Average engagement time for paid traffic vs. organic
Key event conversion rates for paid vs. other traffic sources
Optimization Opportunities:
Campaigns ready for budget increases (high engagement, reasonable cost)
Keywords/campaigns needing negative keyword additions
Landing page optimization priorities based on paid traffic performance
#### Analysis Output Requirements
Executive Summary (Concise)
Provide a clear assessment of overall Google Ads to GA4 correlation quality and campaign performance ranking.
#### Detailed Findings
Top 3 Best Performing Campaigns: High engagement + reasonable cost
Top 3 Underperforming Campaigns: Poor engagement relative to spend
Data Quality Issues: Missing correlations, tracking gaps, discrepancies
Budget Reallocation Opportunities: Specific spend shift recommendations
#### Actionable Recommendations
Specific campaigns to increase/decrease budgets
Keywords to add as negatives
Landing pages needing optimization
Tracking implementation improvements needed
#### Supporting Data
Correlation success rates by campaign
Cost-per-engaged-session calculations
Click-to-session conversion rates
Engagement quality scores by traffic source
#### Data Processing Instructions
Handle Missing Data Gracefully: When exact UTM matching fails, use campaign name similarity matching
Account for Tracking Delays: Allow ±1 day buffer for time-based correlations
Calculate Derived Metrics: Create engagement efficiency scores combining cost, clicks, sessions, and engagement time
Flag Data Quality Issues: Identify campaigns with suspiciously low correlation rates
Provide Confidence Scores: Rate each correlation as High/Medium/Low confidence based on data completeness
#### Critical Analysis Questions
Which campaigns show strong ad performance but weak site engagement?
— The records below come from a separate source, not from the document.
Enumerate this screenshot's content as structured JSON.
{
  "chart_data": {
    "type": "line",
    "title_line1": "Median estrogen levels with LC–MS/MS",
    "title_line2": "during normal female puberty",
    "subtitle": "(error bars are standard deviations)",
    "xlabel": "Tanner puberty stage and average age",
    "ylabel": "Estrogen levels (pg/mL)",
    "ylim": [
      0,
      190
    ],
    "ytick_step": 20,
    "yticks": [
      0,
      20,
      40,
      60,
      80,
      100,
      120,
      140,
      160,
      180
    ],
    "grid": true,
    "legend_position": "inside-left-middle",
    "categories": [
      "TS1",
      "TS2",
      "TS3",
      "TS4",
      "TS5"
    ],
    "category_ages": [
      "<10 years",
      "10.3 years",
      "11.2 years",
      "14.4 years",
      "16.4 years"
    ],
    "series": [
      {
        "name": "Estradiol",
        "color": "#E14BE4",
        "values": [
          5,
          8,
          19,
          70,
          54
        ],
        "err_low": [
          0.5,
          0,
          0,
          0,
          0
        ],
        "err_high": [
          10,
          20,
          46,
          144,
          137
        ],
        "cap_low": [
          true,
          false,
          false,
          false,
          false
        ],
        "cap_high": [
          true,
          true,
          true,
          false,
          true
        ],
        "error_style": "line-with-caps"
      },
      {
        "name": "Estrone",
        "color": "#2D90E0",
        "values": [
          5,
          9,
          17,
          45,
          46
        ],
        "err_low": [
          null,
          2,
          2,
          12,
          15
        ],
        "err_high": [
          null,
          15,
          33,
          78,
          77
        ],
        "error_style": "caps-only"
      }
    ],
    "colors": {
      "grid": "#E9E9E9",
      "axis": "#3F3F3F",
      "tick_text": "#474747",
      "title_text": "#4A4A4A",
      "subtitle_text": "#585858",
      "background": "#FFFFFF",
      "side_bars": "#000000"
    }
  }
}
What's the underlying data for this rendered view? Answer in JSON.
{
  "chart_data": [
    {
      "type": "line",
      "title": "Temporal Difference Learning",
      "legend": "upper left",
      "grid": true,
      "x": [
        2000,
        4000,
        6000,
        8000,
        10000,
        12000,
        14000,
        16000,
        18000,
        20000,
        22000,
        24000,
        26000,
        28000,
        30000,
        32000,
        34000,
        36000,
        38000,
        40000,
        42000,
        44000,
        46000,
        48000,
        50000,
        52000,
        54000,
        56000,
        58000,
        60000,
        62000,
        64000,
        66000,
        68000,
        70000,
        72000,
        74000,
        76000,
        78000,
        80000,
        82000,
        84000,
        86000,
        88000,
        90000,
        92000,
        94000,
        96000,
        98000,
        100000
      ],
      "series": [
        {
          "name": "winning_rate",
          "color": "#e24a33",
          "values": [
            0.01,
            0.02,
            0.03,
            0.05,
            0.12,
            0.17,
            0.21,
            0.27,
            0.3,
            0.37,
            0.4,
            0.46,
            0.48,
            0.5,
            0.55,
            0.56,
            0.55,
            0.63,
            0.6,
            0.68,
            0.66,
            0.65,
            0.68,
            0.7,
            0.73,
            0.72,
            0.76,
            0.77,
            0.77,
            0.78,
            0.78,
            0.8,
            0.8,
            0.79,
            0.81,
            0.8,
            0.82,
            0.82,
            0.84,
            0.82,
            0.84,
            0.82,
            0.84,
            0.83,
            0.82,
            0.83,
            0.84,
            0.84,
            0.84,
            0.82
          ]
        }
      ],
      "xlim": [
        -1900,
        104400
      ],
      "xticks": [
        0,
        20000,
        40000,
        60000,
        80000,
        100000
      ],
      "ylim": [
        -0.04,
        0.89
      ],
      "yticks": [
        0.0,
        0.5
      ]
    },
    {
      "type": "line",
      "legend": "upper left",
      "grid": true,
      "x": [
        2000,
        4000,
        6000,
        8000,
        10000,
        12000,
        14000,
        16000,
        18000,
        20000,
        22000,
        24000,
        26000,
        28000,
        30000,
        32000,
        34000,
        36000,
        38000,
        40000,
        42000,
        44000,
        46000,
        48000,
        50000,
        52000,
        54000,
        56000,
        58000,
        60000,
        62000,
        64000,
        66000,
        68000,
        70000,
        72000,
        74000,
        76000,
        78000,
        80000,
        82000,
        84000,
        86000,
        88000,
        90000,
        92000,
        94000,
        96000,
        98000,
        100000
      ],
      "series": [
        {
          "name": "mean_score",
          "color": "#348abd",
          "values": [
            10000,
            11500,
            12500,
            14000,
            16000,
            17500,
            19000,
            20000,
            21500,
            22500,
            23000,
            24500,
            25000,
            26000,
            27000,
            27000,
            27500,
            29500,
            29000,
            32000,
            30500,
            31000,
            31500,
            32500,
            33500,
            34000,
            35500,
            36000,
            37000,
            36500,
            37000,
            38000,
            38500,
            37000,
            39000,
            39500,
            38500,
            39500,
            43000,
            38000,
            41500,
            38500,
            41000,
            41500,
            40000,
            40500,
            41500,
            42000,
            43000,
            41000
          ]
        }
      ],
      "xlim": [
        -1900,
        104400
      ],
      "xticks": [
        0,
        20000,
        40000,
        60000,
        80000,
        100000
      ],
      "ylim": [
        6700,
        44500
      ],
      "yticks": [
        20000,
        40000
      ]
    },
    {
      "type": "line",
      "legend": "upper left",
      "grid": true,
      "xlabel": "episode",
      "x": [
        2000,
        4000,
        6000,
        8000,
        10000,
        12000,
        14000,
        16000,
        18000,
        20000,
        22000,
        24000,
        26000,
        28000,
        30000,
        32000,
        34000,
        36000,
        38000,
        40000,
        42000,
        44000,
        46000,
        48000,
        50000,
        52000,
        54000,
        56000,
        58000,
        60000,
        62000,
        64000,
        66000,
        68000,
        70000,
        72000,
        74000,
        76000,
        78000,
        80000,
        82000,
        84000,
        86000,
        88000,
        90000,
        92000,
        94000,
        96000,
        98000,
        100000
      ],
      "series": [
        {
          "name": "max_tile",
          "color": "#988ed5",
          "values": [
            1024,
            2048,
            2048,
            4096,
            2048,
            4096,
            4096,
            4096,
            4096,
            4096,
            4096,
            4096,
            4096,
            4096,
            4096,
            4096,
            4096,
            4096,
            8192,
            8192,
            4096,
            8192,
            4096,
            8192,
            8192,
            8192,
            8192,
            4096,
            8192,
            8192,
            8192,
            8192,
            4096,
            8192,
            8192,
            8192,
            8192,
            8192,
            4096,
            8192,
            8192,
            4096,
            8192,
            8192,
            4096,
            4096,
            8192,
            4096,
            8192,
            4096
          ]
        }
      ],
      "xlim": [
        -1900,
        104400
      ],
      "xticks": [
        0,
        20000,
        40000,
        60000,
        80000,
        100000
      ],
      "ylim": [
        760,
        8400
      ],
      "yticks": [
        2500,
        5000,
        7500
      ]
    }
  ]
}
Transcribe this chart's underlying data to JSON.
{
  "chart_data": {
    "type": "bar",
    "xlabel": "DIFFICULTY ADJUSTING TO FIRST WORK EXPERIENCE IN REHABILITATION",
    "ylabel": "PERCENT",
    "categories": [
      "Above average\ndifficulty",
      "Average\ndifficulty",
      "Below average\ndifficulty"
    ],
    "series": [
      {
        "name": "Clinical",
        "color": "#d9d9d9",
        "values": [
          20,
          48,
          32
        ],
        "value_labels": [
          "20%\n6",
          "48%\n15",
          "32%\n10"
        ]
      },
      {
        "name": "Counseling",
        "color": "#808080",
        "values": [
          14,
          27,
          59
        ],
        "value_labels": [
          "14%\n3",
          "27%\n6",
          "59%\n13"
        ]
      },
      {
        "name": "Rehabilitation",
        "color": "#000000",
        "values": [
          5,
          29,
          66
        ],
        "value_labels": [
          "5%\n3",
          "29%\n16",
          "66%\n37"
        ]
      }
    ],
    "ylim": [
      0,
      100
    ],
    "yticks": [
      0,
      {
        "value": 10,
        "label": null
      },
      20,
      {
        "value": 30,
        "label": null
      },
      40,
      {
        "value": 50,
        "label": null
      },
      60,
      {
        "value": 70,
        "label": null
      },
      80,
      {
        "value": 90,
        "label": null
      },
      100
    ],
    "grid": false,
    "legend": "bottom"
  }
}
Are there high-engagement campaigns that deserve more budget allocation?
What percentage of ad spend correlates to meaningful site activity?
Which keywords drive quality traffic beyond just conversions?
Are there tracking gaps that need immediate attention?
What landing page optimizations would improve paid traffic conversion?
Format the analysis as an executive report with clear recommendations, supporting data, and specific next steps for campaign optimization. Make it concise and easily readable. Assume the reader to be a marketign lead with context on the campaigns.